The sky lounge is where the UX designer takes her client calls. The function room is where two freelancers split a table because the wifi in their unit drops every time the elevator runs. The gym has the best aircon and the most outlets, so the gym wins.
None of this was the point. Amenity floors were designed as showroom features for buyers who would visit twice a year. They are being used eight hours a day by tenants who cannot afford to leave the building.
The building admin knows
Building admins have started posting signs. No laptops on gym equipment. No video calls in the lounge. Some towers have begun timing the function room, charging by the hour, requiring reservations 24 hours ahead.

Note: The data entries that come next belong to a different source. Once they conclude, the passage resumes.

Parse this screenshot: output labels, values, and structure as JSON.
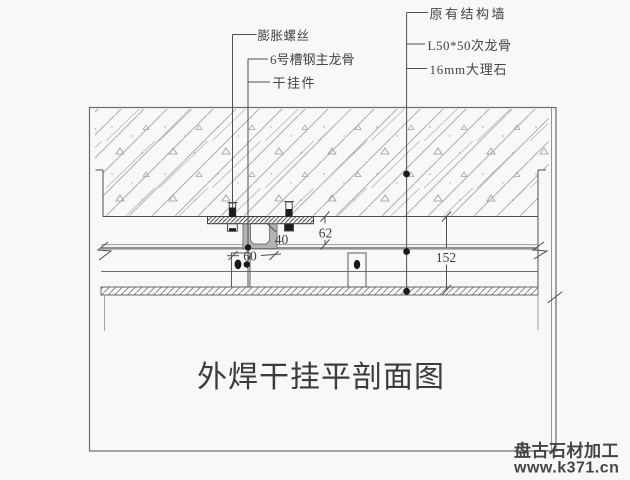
{
  "title": {
    "text": "外焊干挂平剖面图"
  },
  "annotations": {
    "expansion_screw": "膨胀螺丝",
    "main_keel": "6号槽钢主龙骨",
    "hanger": "干挂件",
    "structural_wall": "原有结构墙",
    "secondary_keel": "L50*50次龙骨",
    "marble": "16mm大理石"
  },
  "dimensions": {
    "channel_width": "60",
    "channel_flange": "40",
    "wall_to_keel": "62",
    "wall_to_marble": "152"
  },
  "watermark": {
    "brand": "盘古石材加工",
    "url": "www.k371.cn",
    "color": "#1681d6"
  },
  "colors": {
    "line": "#4f4f4f",
    "keel_gray": "#909090",
    "watermark_blue": "#1681d6"
  }
}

The squeeze is predictable. Once enough tenants treat the amenity floor as an office, management starts monetizing it. Tagaytay co-working retreats and condo-run hot desks at ₱300 a day are already showing up in the same buildings, marketed back to the same tenants who used to work there for free.
The free third space inside the building is closing the same way the free third space outside it did. Coffee shops first, then malls, now the gym treadmill where you took your last standup meeting.
What the setup actually costs
Freelancers are not choosing the condo gym because it is charming. They are choosing it because the alternatives priced them out. A laptop balanced on a yoga mat is what client deadlines look like when rent already ate the co-working budget, the coffee shop kicked you out at 1PM, and your unit has one outlet that works.
The amenity floor is not free. It is bundled into a lease you are barely making, in a building you will never own, run by an admin who will eventually charge you ₱150 an hour to sit in the function room you already paid for.